DNA抽出は、細胞の核からDNAを分離するために使用される日常的な手順です
科学者はすぐに使えるDNA抽出キットを購入することができます。 これらのキットは、特定の細胞タイプやサンプルタイプからDNAを抽出するのに役立ちます。 しかし、日常的に使用するにはコストがかかるため、多くの研究室では独自のDNA抽出方法を採用しています
DNA抽出には何が必要か
ステップ1. DNAを抽出するために細胞を破壊する
サンプル中の細胞は、多くの場合、粉砕やボルテックスなどの物理的手段によって互いに分離され、塩を含む溶液に入れられます。 塩に含まれるプラスの電荷を帯びたナトリウムイオンは、DNAの骨格に沿って存在するマイナスの電荷を帯びたリン酸基を保護するのに役立ちます。
その後、洗剤を加えます。
次に洗剤を加え、細胞膜や核の脂質を分解します。
ステップ2. タンパク質や他の細胞の残骸からDNAを分離する
DNAのきれいなサンプルを得るためには、できるだけ多くの細胞の残骸を取り除くことが必要です。 これにはさまざまな方法があります。 多くの場合、プロテアーゼ(タンパク質酵素)を加えて、DNAに関連するタンパク質やその他の細胞タンパク質を分解します。
ステップ3. アルコールでDNAを沈殿させる
最後に、氷で冷やしたアルコール(エタノールまたはイソプロパノール)をDNAサンプルに注意深く加えます。 DNAは水には溶けますが、塩とアルコールの存在下では溶けません。 滅菌したピペットでアルコール層を静かにかき混ぜると、沈殿物が見えてくるので、これを巻き取ることができます。 DNAの量が多い場合は、糸状の白い沈殿物が見られることがあります。 DNAの洗浄
DNAサンプルは、さらに精製(洗浄)することができます。
ステップ5.
DNAの存在と品質の確認
さらなる実験のためには、DNAの濃度と品質を知ることが重要です。
分光光度計による光学的密度の測定は、サンプル中のDNAの濃度と純度を決定するために使用することができます。

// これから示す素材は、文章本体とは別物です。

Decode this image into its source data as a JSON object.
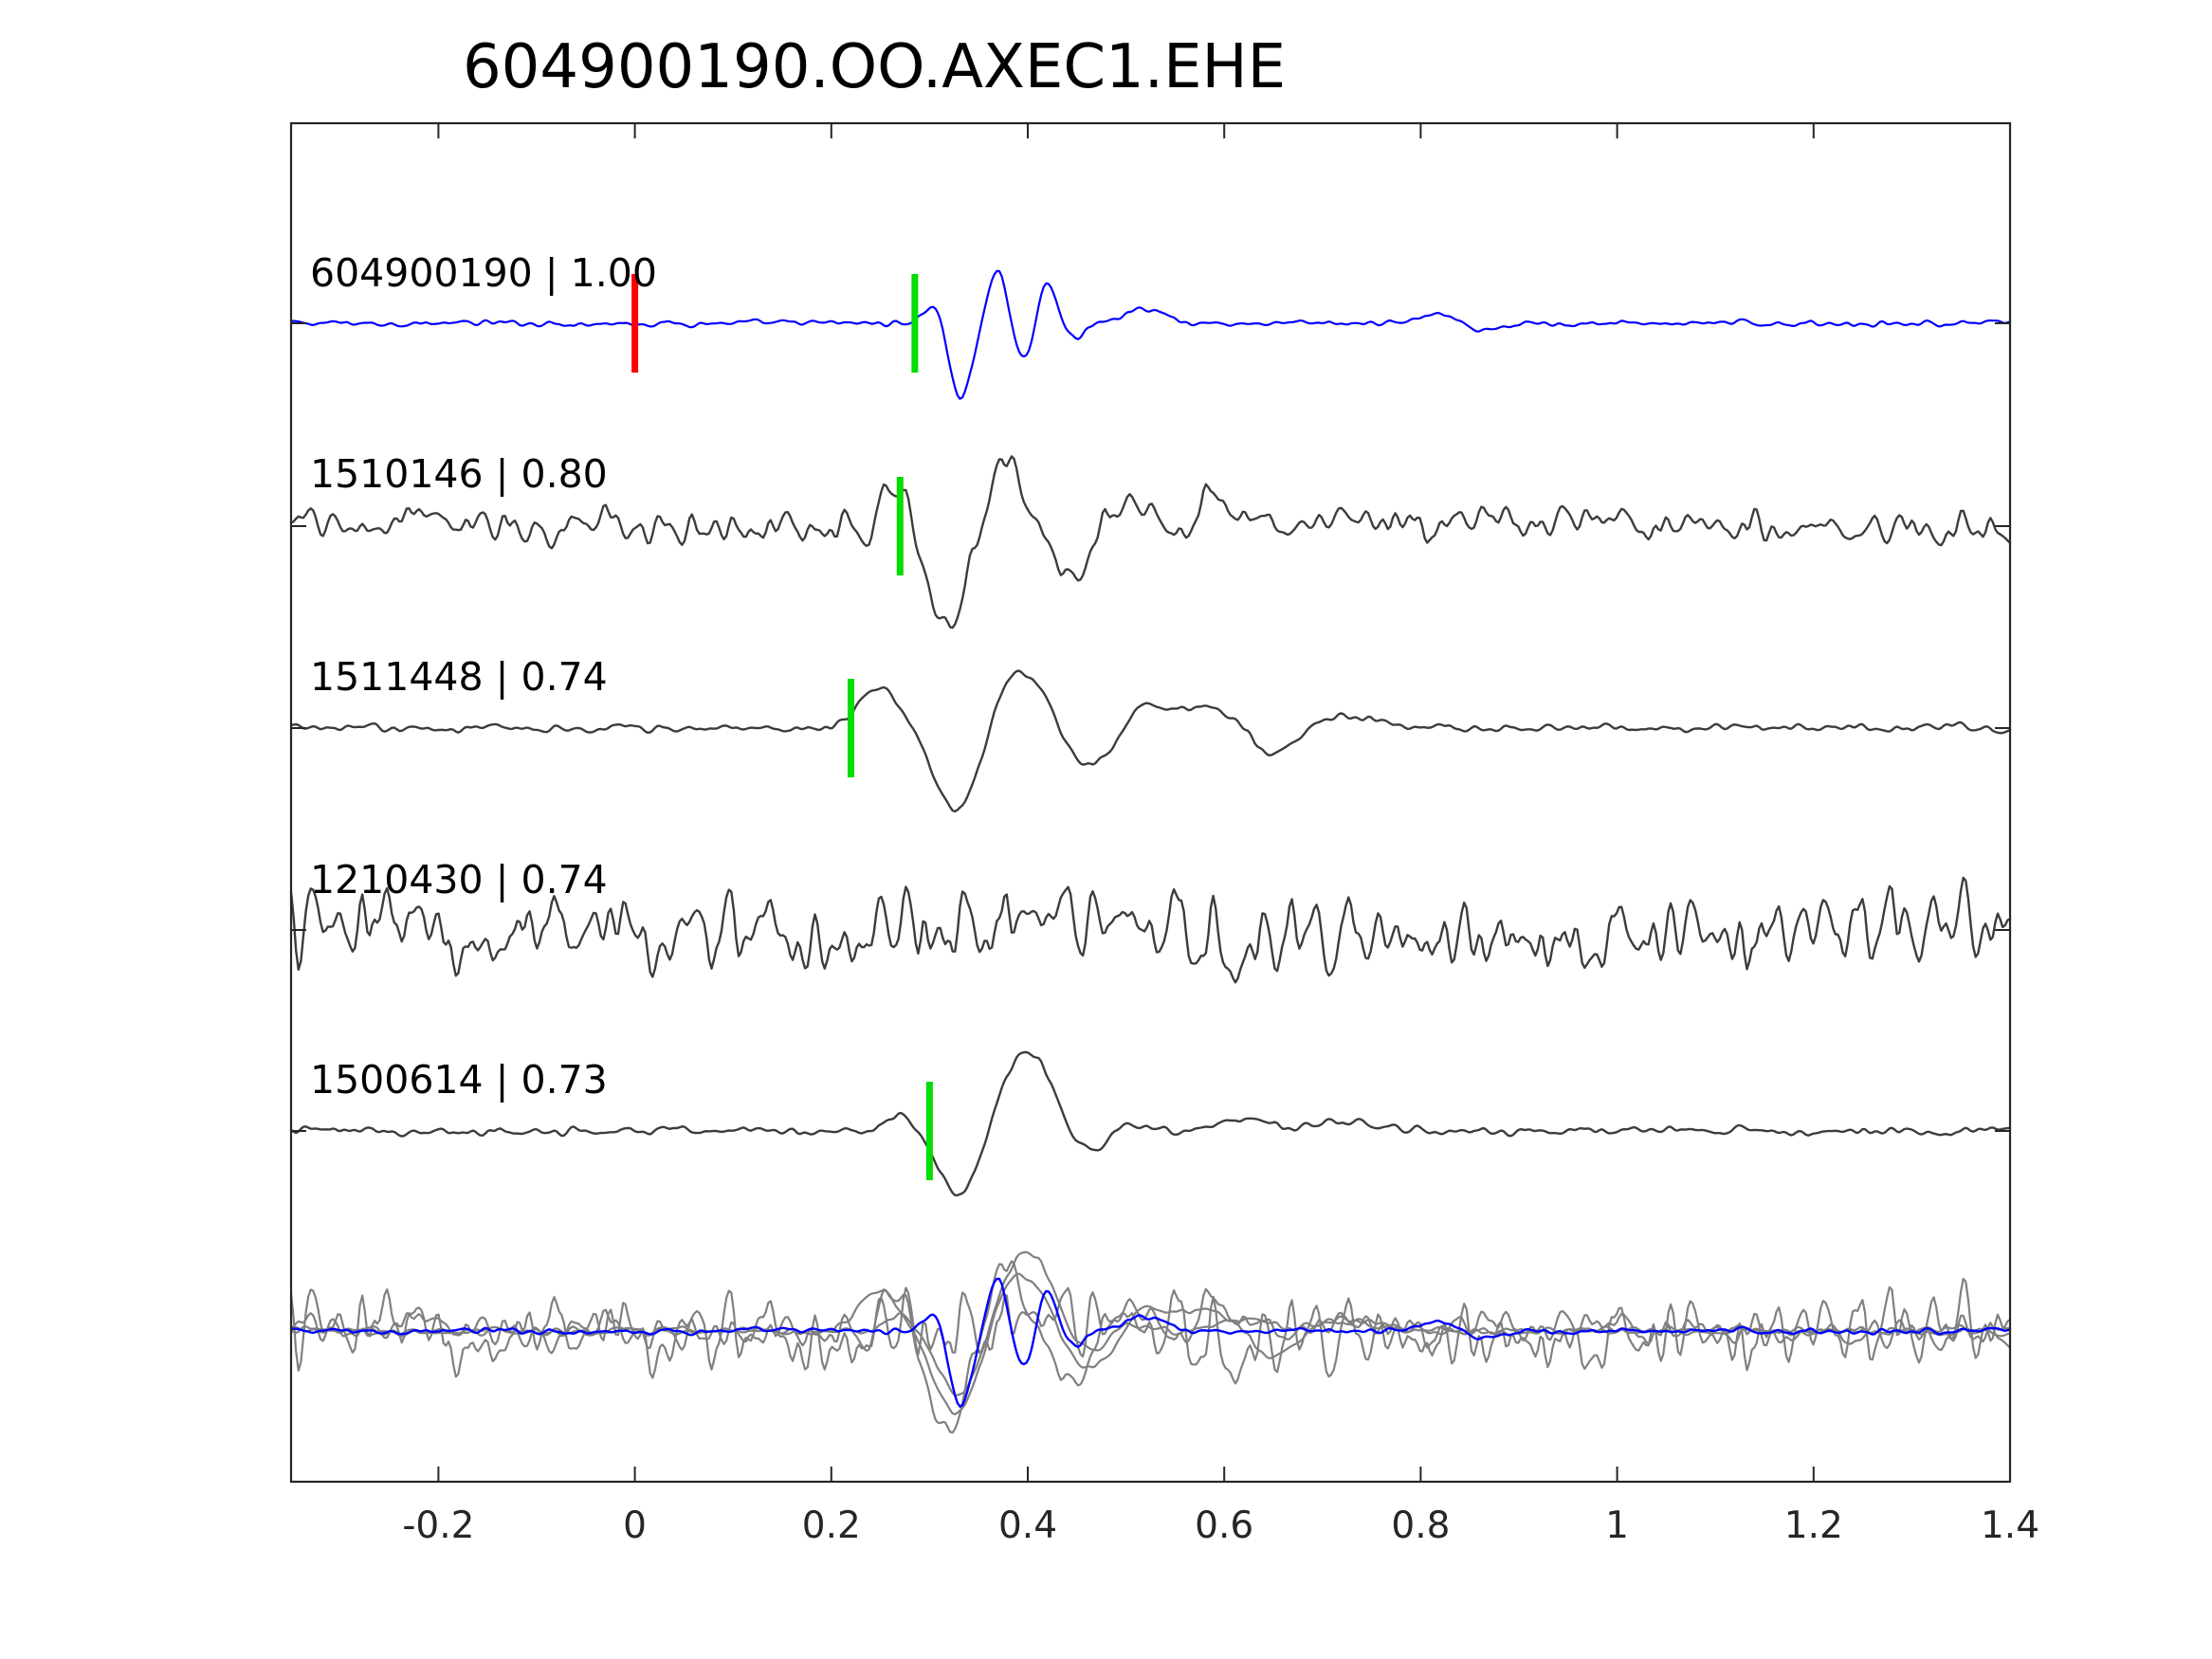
{
  "chart_data": {
    "type": "line",
    "title": "604900190.OO.AXEC1.EHE",
    "xlabel": "",
    "ylabel": "",
    "xlim": [
      -0.35,
      1.4
    ],
    "xticks": [
      -0.2,
      0,
      0.2,
      0.4,
      0.6,
      0.8,
      1,
      1.2,
      1.4
    ],
    "xtick_labels": [
      "-0.2",
      "0",
      "0.2",
      "0.4",
      "0.6",
      "0.8",
      "1",
      "1.2",
      "1.4"
    ],
    "grid": false,
    "colors": {
      "template": "#0000ff",
      "match": "#3c3c3c",
      "overlay_gray": "#808080",
      "reference_pick": "#ff0000",
      "phase_pick": "#00dd00",
      "axes": "#262626"
    },
    "series": [
      {
        "label": "604900190 | 1.00",
        "color": "#0000ff",
        "noise": 0.05,
        "pick": 0.285,
        "pick_color": "#00dd00",
        "reference_pick": 0.0,
        "events": [
          [
            0.31,
            0.38,
            0.012
          ],
          [
            0.33,
            -1.0,
            0.013
          ],
          [
            0.37,
            0.7,
            0.011
          ],
          [
            0.395,
            -0.55,
            0.011
          ],
          [
            0.42,
            0.55,
            0.011
          ],
          [
            0.445,
            -0.2,
            0.012
          ],
          [
            0.52,
            0.18,
            0.02
          ],
          [
            0.82,
            0.12,
            0.02
          ],
          [
            0.86,
            -0.12,
            0.02
          ]
        ]
      },
      {
        "label": "1510146 | 0.80",
        "color": "#3c3c3c",
        "noise": 0.3,
        "pick": 0.27,
        "pick_color": "#00dd00",
        "events": [
          [
            0.27,
            0.5,
            0.016
          ],
          [
            0.32,
            -1.1,
            0.022
          ],
          [
            0.375,
            0.9,
            0.02
          ],
          [
            0.44,
            -0.6,
            0.02
          ],
          [
            0.5,
            0.3,
            0.02
          ],
          [
            0.59,
            0.5,
            0.016
          ]
        ]
      },
      {
        "label": "1511448 | 0.74",
        "color": "#3c3c3c",
        "noise": 0.07,
        "pick": 0.22,
        "pick_color": "#00dd00",
        "events": [
          [
            0.25,
            0.5,
            0.022
          ],
          [
            0.33,
            -1.1,
            0.025
          ],
          [
            0.39,
            0.75,
            0.03
          ],
          [
            0.46,
            -0.5,
            0.025
          ],
          [
            0.52,
            0.3,
            0.02
          ],
          [
            0.58,
            0.28,
            0.025
          ],
          [
            0.65,
            -0.3,
            0.02
          ],
          [
            0.73,
            0.15,
            0.03
          ]
        ]
      },
      {
        "label": "1210430 | 0.74",
        "color": "#3c3c3c",
        "noise": 0.65,
        "events": []
      },
      {
        "label": "1500614 | 0.73",
        "color": "#3c3c3c",
        "noise": 0.07,
        "pick": 0.3,
        "pick_color": "#00dd00",
        "events": [
          [
            0.27,
            0.2,
            0.015
          ],
          [
            0.33,
            -0.8,
            0.02
          ],
          [
            0.4,
            1.0,
            0.025
          ],
          [
            0.46,
            -0.3,
            0.02
          ],
          [
            0.5,
            0.12,
            0.02
          ],
          [
            0.62,
            0.15,
            0.03
          ],
          [
            0.72,
            0.1,
            0.03
          ]
        ]
      }
    ]
  }
}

分光光度計で光学密度を測定すると、サンプル中のDNAの濃度と純度がわかります。また、ゲル電気泳動を行うと、サンプル中のDNAの存在と品質がわかります。
このDNAは何に使用できますか
抽出されたDNAは、PCR、電気泳動、シーケンス、フィンガープリント、クローニングなどの分子分析に使用できます。